Publicatie datum: 12-08-2010
Aaltjesmanagement in de akkerbouw - hoe en wanneer een grondmonster nemen
In het Actieplan Aaltjesbeheersing is vastgesteld dat het juist in het kader van het beheersen van de aaltjesproblematiek erg belangrijk is dat u weet wat er leeft en speelt in uw bodem en gewassen. Daarom in dit hoofdstuk van de handleiding in het kort de belangrijkste zaken en informatie om u te helpen bij uw keuzes en afwegingen met betrekking tot het (laten) bemonsteren op de aanwezigheid van schadelijke aaltjes. De ontwikkelingen rondom bemonsteringstechnieken zijn volop in beweging.
Waarom grond-, aaltjes- of gewasonderzoek?
Elk bedrijf dat gewassen teelt heeft aaltjes. Als ondernemer merkt u hier in eerste instantie niets van. Vaak is het wachten op de eerste schade. De schade door aaltjes kan behoorlijk in de papier lopen. Denk aan zaken als:
- Afkeuring omdat de fabriek het product niet meer wil. Voorbeelden zijn wortels die te vertakt zijn, knobbels op aardappelen.
- Opbrengstschade. Valplekken in aardappelen en in suikerbieten (lagere suikeropbrengst).
- Kwaliteitsschade. Kringerigheid in aardappelen en vergroeiing van wortels of planten.

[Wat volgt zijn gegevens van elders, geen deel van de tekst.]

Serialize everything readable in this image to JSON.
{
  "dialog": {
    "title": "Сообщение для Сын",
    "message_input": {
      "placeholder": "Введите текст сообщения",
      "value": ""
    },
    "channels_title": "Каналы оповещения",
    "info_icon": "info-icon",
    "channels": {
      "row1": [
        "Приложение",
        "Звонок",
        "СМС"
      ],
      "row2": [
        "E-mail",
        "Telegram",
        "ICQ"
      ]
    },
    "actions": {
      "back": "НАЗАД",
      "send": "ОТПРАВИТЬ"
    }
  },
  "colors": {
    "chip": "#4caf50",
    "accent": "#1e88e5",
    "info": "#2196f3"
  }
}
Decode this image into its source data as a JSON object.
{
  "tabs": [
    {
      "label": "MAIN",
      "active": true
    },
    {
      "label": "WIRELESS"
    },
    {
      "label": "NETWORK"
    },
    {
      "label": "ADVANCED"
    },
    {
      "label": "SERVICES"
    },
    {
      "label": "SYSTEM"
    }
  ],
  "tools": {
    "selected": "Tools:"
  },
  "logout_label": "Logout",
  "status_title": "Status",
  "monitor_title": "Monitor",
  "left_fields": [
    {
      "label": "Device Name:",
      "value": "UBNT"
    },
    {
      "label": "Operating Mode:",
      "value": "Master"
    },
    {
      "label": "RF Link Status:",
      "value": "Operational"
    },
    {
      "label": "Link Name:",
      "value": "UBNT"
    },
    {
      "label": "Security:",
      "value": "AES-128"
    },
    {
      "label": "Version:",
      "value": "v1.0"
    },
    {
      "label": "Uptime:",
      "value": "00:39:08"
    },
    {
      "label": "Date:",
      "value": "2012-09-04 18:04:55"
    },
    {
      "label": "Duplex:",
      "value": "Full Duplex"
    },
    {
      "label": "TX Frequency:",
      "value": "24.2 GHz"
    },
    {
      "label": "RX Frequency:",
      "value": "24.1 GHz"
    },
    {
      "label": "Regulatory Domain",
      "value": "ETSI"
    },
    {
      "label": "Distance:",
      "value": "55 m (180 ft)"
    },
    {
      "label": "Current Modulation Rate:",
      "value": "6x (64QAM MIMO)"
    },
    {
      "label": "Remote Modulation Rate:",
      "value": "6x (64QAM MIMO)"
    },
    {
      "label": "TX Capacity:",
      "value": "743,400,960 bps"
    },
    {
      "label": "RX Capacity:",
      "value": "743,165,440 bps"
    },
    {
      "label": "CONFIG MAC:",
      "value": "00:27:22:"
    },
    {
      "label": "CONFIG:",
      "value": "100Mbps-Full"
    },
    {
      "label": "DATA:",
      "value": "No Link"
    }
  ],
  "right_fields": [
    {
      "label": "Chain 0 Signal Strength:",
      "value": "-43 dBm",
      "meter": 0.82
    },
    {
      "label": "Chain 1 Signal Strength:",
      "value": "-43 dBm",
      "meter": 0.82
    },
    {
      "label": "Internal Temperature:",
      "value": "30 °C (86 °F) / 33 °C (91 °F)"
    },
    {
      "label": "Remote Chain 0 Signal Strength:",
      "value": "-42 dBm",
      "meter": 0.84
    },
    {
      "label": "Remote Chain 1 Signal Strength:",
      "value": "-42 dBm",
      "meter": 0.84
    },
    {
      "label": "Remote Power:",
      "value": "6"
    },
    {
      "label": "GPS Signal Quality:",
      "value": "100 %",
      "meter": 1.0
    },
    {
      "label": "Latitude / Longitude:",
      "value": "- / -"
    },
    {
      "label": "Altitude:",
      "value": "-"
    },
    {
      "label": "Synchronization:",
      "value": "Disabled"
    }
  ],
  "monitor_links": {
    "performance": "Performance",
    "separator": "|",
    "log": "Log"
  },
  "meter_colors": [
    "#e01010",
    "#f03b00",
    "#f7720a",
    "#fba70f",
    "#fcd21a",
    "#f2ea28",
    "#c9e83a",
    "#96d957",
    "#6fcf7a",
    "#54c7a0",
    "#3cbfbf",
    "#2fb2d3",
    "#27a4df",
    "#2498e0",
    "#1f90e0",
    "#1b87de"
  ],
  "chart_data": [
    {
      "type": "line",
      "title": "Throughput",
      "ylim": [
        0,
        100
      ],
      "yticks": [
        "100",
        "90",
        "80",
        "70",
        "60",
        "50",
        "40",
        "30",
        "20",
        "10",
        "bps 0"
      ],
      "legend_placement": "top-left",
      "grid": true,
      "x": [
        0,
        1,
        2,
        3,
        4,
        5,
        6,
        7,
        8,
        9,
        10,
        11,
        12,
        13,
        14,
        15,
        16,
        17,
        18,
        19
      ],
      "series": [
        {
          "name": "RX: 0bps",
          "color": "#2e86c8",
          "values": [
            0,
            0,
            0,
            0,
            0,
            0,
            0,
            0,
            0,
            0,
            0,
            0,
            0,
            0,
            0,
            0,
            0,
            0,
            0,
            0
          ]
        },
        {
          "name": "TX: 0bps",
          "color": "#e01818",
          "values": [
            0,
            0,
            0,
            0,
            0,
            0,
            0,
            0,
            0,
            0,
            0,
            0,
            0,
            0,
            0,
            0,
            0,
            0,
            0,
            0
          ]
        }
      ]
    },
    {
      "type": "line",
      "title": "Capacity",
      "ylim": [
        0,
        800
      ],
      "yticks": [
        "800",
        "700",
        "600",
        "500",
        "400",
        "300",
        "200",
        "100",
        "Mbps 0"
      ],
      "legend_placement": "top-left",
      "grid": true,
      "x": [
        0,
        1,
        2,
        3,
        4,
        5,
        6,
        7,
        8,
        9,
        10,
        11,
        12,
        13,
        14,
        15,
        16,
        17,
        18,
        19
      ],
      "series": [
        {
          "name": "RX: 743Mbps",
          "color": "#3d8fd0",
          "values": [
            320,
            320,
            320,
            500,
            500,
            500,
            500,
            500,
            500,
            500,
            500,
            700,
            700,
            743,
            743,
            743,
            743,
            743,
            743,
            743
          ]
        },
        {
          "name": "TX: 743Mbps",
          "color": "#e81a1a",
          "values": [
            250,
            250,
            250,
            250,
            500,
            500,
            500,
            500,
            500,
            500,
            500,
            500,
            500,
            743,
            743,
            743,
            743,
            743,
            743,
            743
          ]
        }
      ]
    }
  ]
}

- Economische schade. Besmetverklaring van percelen waar het aardappelcysteaaltje is aangetroffen.
- Exportbeperkingen.
Voorbeeld | |
|
De schade kan dus een gedeeltelijke afkeuring zijn met een lagere prijs of een volledige misoogst. De schadebedragen kunnen oplopen tot wel € 3.000 per hectare.
Het witte bietencysteaaltje is, naast het aardappelmoeheid veroorzakende aardappelcysteaaltje, het meest bekende aaltje. Maar hoe zit dat dan met andere aaltjes? Door uw grond of gewas te laten onderzoeken weet u welke aaltjes u heeft, hoeveel dit er zijn en welke schade u eventueel kunt verwachten.
Bemonstering grond, gewas en wortelresten
Onderzoek kan gebeuren aan grond- of gewasmonsters. Grondonderzoek heeft als doel het vaststellen van aaltjesbesmettingen. Gewasonderzoek (gewas + aanhangende grond) heeft als doel het vaststellen welke aaltjessoorten schade veroorzaken in een gewas. Beide onderzoeken helpen u om, indien noodzakelijk, actie te ondernemen.
Vóór een aaltjesgevoelige teelt is grondonderzoek helemaal op zijn plaats, omdat de kans op schade groot is. Het beste tijdstip van bemonsteren is weergegeven in het hoofdstuk "[INVALID URL]".
Wat levert een grondonderzoek op:
- kennis van de voorkomende aaltjes in de grond;
- aantallen per soort;
- schadeverwachting;
- inzicht in de benodigde inzet van maatregelen.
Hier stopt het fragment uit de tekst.